Geld ja, Technologie nein
Der Fall um die Entminung in der Ukraine ist dennoch bemerkenswert. Einerseits hat Österreich versprochen, dafür sieben Millionen Euro bereitzustellen. Andererseits dürfen österreichische Unternehmen aber bisher weder Geräte noch Know-how liefern. Oder anders gesagt: Wir bezahlen mit Steuergeld für die Entminung, heimische Betriebe dürfen aber nicht davon profitieren.
„In Österreich ist die Nachfrage nach Gütern im Bereich Sicherheit und Verteidigung gering. Gleichzeitig gelten bei Exporten in Drittländer strenge Bestimmungen, die das Geschäft zusätzlich regulieren“, meint Hecher. Diese Entwicklung steht in krassem Gegensatz zum globalen und europäischen Aufrüsten, von dem sich eigentlich auch die heimische Industrie hohe Profite erhofft.

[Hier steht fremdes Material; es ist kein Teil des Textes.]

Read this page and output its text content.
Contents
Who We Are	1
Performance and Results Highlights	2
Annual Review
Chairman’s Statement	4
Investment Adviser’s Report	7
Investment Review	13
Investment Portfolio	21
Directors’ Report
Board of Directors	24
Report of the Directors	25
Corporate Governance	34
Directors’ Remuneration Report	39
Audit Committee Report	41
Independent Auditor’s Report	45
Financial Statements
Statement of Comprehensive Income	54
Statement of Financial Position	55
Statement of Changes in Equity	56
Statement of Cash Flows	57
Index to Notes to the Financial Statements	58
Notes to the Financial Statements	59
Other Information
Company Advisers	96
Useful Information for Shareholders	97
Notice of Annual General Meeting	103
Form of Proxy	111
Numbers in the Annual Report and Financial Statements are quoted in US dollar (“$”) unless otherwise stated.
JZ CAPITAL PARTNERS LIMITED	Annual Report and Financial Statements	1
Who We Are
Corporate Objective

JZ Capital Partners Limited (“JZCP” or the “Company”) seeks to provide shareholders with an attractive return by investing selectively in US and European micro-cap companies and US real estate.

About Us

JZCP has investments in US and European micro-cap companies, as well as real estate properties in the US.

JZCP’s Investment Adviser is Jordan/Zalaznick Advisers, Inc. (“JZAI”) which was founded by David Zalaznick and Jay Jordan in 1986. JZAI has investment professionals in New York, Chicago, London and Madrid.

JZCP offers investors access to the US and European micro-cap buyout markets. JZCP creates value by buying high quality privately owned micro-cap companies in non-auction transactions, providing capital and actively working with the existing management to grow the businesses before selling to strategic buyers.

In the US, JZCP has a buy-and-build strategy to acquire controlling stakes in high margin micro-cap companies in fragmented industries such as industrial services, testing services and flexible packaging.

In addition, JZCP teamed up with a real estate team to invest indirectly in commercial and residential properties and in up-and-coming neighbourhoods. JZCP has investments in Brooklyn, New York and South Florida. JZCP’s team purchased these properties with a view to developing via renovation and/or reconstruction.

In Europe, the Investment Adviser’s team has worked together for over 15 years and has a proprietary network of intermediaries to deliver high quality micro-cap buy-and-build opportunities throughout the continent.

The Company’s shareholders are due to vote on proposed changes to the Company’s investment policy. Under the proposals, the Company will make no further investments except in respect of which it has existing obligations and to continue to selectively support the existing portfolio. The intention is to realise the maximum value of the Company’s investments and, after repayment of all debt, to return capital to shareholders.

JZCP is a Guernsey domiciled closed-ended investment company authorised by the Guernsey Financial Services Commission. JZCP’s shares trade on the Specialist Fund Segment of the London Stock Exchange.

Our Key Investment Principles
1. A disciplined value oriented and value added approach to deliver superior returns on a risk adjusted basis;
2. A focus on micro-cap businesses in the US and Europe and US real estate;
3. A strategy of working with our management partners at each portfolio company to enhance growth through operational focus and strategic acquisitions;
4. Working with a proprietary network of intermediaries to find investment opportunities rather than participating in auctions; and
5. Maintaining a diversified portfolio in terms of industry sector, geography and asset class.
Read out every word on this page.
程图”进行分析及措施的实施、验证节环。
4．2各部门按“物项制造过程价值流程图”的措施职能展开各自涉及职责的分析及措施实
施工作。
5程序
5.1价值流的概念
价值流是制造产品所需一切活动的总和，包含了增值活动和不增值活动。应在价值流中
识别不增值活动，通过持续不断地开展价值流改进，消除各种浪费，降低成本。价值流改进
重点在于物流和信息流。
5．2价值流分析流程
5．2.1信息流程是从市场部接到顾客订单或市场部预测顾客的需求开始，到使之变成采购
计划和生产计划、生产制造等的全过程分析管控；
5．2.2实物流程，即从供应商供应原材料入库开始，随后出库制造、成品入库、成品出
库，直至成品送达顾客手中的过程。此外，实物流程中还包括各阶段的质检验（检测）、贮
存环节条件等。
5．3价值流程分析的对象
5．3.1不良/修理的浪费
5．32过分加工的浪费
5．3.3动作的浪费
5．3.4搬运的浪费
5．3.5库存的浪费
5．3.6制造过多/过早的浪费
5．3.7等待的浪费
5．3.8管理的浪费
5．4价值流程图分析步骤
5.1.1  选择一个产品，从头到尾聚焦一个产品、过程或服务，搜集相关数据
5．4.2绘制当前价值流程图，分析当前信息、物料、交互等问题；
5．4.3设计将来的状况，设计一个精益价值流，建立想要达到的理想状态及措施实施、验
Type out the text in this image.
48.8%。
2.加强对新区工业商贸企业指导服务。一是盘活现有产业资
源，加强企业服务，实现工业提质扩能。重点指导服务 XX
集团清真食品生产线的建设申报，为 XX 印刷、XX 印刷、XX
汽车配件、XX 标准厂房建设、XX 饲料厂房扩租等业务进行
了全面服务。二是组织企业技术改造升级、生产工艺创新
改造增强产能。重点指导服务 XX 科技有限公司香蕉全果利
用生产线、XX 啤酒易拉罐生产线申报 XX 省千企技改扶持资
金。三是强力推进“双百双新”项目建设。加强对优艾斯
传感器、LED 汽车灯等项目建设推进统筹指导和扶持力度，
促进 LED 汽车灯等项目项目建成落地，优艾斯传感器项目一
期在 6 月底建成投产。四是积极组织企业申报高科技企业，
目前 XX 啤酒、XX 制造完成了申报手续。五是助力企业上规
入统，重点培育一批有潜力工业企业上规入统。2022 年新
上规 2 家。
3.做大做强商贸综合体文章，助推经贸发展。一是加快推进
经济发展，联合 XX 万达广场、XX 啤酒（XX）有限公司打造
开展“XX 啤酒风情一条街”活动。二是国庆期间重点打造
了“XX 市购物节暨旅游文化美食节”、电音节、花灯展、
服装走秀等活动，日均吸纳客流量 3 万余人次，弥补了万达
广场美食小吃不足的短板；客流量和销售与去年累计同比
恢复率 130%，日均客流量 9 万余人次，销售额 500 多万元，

„Das offizielle Wording ist natürlich ein anderes, aber wir hören aus der Ukraine schon: Jene Firmen und Länder, die uns jetzt vollumfänglich unterstützen, sollen später auch am Wiederaufbau beteiligt werden.“
Hannes Hecher, Schiebel-Geschäftsführer
In der Ukraine war Österreich bis Kriegsbeginn der sechstgrößte Auslandsinvestor. Rund 200 heimische Betriebe haben eine Niederlassung vor Ort, viele weitere betreiben Geschäftsbeziehungen mit der Ukraine und möchten am Wiederaufbau mitverdienen. Österreich leistet wegen seiner Neutralität keine militärische Hilfe, aber sehr wohl humanitäre. Und es hat auch den Angriffskrieg Russlands verurteilt. Ob das reicht, um die Ukraine von Österreichs Solidarität zu überzeugen? „Das offizielle Wording ist natürlich ein anderes, aber wir hören aus der Ukraine schon: Jene Firmen und Länder, die uns jetzt vollumfänglich unterstützen, sollen später auch am Wiederaufbau beteiligt werden“, sagt Hecher. Und die anderen? Man wird es sehen.